Cuando estos estímulos sensoriales se vuelven demasiado intensos, un estudiante puede experimentar una sobrecarga sensorial, lo que lleva a ansiedad, agitación, dificultad para comer y un fuerte deseo de escapar del entorno.
Estrategias para Hacer los Comedores Escolares Más Amigables Sensorialmente
Abordar estos problemas a menudo requiere un enfoque multifacético que involucre al personal escolar, los padres y, a veces, a los propios estudiantes. Aquí hay algunas estrategias:
1. Reducción del Ruido 🎧
- Paneles Acústicos: La instalación de paneles que absorben el sonido en paredes y techos puede reducir significativamente la reverberación y los niveles generales de ruido.
- Zonas de Silencio Designadas: Crear un área específica en el comedor con menos estudiantes, iluminación más suave
- Horarios de Almuerzo Escalados: Si es factible, tener menos estudiantes en el comedor en un momento dado puede reducir el ruido y el hacinamiento.
- Reglas de Volumen: Alentar a los estudiantes a usar «voces de interior» y proporcionar recordatorios suaves puede ayudar.
- Contenedores/Cajones de Cierre Suave: Reemplazar equipos ruidosos con alternativas más silenciosas.
2. Mejoras Visuales 💡
- Ajustes de Iluminación: Reemplazar las luces fluorescentes duras con iluminación más suave y difusa, o añadir reguladores de intensidad.
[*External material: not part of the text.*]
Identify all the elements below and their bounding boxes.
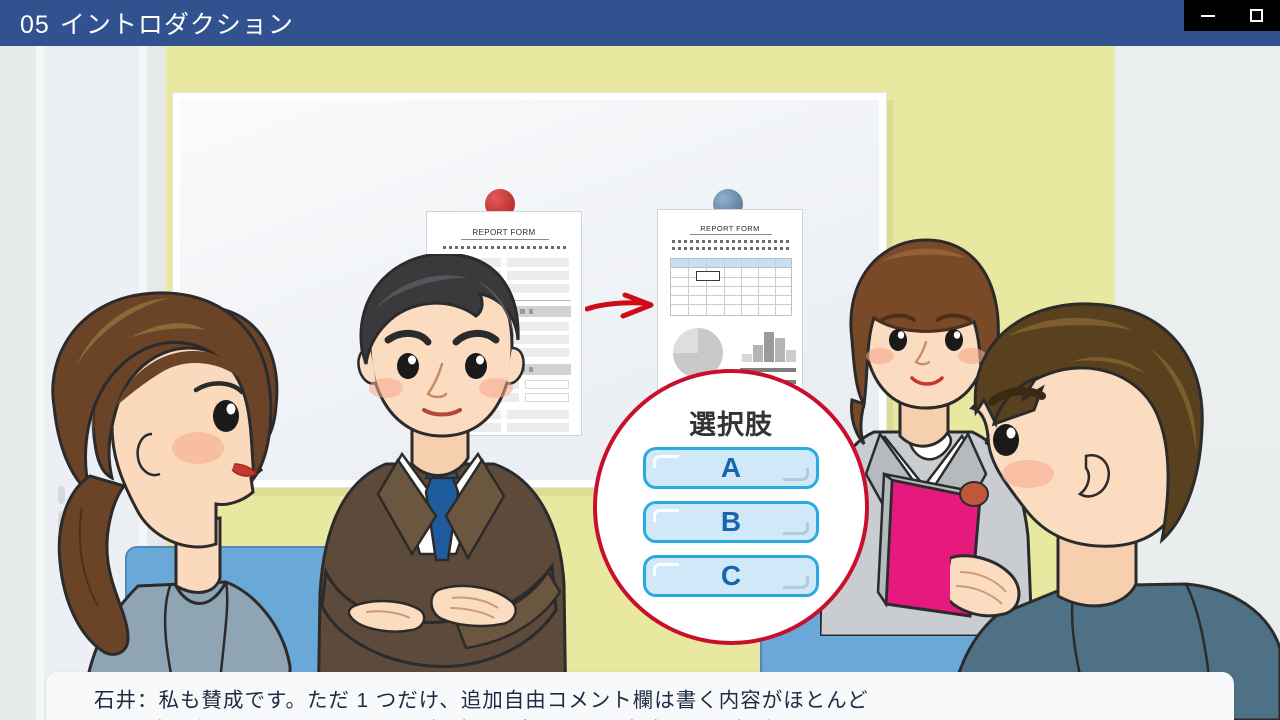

La luz natural, siempre que sea posible, también es beneficiosa.
- Desorden Visual: Reducir el desorden visual en paredes y superficies puede crear un ambiente más tranquilo.
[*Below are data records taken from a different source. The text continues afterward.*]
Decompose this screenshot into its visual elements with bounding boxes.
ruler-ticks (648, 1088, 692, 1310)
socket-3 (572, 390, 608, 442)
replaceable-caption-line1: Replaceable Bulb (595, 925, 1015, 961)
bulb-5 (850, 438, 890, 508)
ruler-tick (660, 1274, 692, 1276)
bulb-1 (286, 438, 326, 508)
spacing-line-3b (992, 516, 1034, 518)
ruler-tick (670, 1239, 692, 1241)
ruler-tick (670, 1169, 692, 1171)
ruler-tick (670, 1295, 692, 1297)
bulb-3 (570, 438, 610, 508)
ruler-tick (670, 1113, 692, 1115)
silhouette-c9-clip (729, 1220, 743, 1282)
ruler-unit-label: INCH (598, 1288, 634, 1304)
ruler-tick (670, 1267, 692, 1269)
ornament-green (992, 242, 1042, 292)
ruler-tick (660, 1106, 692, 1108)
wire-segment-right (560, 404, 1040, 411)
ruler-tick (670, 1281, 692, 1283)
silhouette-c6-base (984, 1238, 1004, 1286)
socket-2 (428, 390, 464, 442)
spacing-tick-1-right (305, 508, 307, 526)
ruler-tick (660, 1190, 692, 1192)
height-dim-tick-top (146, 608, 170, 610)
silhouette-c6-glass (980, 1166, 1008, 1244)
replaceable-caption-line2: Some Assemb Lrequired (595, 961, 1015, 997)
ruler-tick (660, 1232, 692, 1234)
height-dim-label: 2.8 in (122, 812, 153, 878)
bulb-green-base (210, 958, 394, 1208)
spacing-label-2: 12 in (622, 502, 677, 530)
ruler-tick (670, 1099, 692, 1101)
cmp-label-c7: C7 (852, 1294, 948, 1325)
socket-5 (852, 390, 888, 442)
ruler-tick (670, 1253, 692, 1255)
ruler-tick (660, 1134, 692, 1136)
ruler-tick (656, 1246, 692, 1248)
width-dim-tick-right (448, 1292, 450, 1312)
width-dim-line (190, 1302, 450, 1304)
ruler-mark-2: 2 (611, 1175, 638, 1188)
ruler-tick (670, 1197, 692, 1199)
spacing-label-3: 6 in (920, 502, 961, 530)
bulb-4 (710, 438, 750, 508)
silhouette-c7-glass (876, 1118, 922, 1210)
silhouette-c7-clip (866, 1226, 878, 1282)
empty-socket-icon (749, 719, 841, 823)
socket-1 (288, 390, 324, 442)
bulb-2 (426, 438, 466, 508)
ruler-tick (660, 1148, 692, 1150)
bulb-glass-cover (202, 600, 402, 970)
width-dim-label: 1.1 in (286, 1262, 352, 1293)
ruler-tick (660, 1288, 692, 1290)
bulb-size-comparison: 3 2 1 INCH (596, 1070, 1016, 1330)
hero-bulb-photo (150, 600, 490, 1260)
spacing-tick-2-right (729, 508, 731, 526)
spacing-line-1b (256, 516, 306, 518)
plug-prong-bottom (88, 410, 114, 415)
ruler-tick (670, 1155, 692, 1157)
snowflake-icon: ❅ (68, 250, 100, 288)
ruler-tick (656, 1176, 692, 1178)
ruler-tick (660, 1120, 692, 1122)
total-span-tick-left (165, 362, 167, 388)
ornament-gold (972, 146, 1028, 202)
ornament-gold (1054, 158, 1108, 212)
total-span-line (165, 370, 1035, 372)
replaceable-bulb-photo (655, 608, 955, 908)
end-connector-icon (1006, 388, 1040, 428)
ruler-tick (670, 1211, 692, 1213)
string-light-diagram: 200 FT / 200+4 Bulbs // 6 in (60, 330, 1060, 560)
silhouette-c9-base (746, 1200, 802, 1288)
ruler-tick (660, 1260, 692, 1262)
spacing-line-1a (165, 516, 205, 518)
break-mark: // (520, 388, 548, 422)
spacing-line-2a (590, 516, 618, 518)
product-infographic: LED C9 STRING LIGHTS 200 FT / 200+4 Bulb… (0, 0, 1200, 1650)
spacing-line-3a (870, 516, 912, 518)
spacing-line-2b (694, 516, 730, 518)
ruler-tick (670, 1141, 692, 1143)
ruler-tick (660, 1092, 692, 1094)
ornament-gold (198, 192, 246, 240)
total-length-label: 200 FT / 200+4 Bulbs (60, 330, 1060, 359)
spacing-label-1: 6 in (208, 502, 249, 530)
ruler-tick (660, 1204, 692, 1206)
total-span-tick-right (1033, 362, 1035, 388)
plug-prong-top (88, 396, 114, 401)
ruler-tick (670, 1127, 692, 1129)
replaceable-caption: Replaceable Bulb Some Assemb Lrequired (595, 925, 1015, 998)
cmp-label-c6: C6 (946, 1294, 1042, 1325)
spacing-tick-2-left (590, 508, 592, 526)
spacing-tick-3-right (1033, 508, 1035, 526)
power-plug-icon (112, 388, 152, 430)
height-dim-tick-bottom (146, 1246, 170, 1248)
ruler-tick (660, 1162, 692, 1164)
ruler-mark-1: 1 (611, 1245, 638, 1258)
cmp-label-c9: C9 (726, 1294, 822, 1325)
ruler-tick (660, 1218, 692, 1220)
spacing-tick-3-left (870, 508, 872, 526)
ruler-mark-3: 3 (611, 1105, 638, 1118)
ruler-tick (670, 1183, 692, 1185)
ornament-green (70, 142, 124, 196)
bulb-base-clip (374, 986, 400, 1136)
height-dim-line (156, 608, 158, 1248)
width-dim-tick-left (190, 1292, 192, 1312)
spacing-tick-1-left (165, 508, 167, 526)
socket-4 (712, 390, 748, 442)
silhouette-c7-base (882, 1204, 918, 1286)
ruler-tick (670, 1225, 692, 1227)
- Caminos Claros: Asegurar caminos claros y sin obstáculos puede reducir el caos visual y facilitar la navegación.
3. Gestión de Olores 👃
- Mejor Ventilación: Asegurar una buena circulación del aire puede ayudar a disipar los olores fuertes de los alimentos y mejorar la calidad general del aire.
- Limpieza Rápida: La limpieza regular y exhaustiva de derrames y superficies puede prevenir olores persistentes.
- Productos Neutralizadores de Olores: Usar productos de limpieza suaves y sin fragancia.
4. Confort y Estructura 🛋️
- Rutinas Predecibles: Mantener rutinas consistentes para entrar, obtener la comida, comer y salir puede reducir la ansiedad.
- Horarios Visuales: Para algunos estudiantes, un horario visual de la rutina del almuerzo puede ser útil.
- Opciones de Alimentos: Proporcionar una variedad de texturas y opciones de alimentos, y permitir que los estudiantes traigan sus propias comidas preferidas si las opciones escolares son difíciles.
5. Formación y Conciencia del Personal 🤝
- Educación del Personal: Capacitar al personal del comedor y a los maestros sobre las disfunciones sensoriales y cómo reconocer y responder a los signos de sobrecarga sensorial.
- Apoyo Individualizado: Para estudiantes con sensibilidades significativas, desarrollar un plan individualizado
Hacer que los comedores escolares sean más amigables sensorialmente beneficia a todos los estudiantes, no solo a aquellos con sensibilidades identificadas, al crear un ambiente de alimentación más tranquilo y agradable para todos.